I would like to show that for the equation $x^2y+3y+z^3-z-8 = 0$, for every $x$ and $y$, there is a unique $z$ for all $(x,y,z)$ sufficiently near $(1,2,0)$. (I'm working on a problem where I can not directly apply the implicit function theorem, but still have to show that there exists a function $f$ defined locally around $(1,2,0)$ such that $z = f(x,y)$.
It seems fairly obvious to me, since if we arrange the equation as such: $z^3-z = -x^2y-3y +8$, and consider points $(x,y,z)$ within an open ball centered around this point, where $x$ is very close to 1 and $y$ is very close to 2, then this equation becomes $z^3-z=0$, whose roots are $-1,0,1$, and only one of these $z$'s can be within this ball.
I am having a hard time rigorously expressing this, since I'm not sure how to write my intuitive reasoning above. If I let $\epsilon = 1/10$ for example, where $\epsilon$ is the radius of the open ball centered around $(1,2,0)$, I'm left with an inequality $-1/10 < z^3-z < 1/10$, and I'm not sure how to show that all the roots possible are at least $2/10$ away from each other (i.e only root can be in the open ball).
You can do this explicitly because you can solve a cubic.
Recall: The zeros of the depressed cubic $t^3+pt+q$ are given by $$ t_k=2\sqrt{-\frac{p}3}\cos\left(\frac13\cos^{-1}\left(\frac{3q}{2p}\sqrt{\frac{-3}p}\right)-\frac{2\pi k}{3}\right). $$ (Proof: Let $t=2\sqrt{-\frac{p}3}\cos\theta$ and use the triple angle formula for cosine $\cos3\theta=4\cos^3\theta-3\cos\theta$.)

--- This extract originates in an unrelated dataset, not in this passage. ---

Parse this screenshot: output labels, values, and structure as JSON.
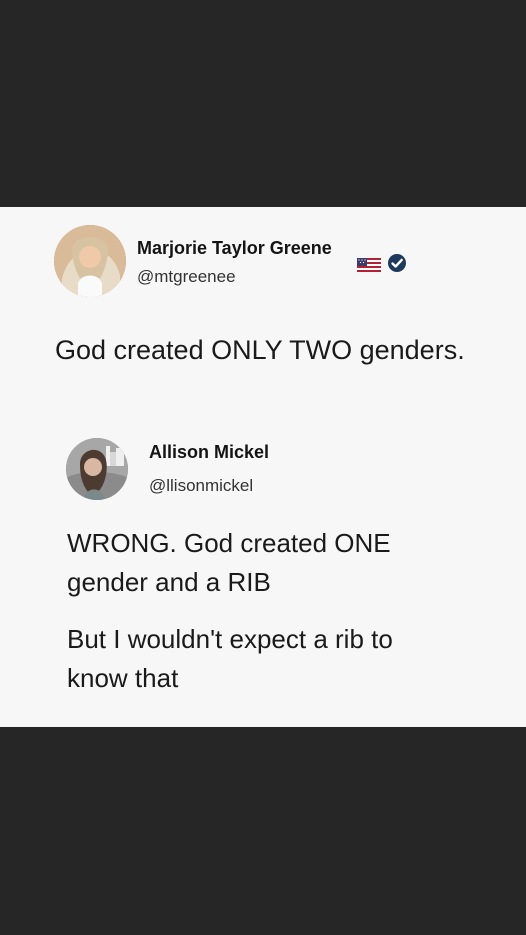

In our case, $z^3-z+(x^2y+3y-8)$ therefore has roots $$ z_k=2\sqrt{\frac13}\cos\left(\frac13\cos^{-1}\left(-\frac32(x^2y+3y-8)\sqrt{3}\right)-\frac{2\pi k}{3}\right), $$ and at $(x,y)=(1,2)$, we have $$ z_k=\frac2{\sqrt3}\cos\left(\frac\pi6-\frac{2\pi k}3\right). $$ Note that $x^2y+3y-8=0$ at $(x,y)=(1,2)$ so we can guarantee $x^2y+3y-8\in(-\frac2{3\sqrt3},\frac2{3\sqrt3})$, hence $z_k$ are real-valued and continuous, for all $(x,y)$ sufficiently close to $(1,2)$). Therefore $(x,y,z_1)$ is sufficiently close to $(1,2,0)$ for $(x,y)$ sufficiently close to $(1,2)$.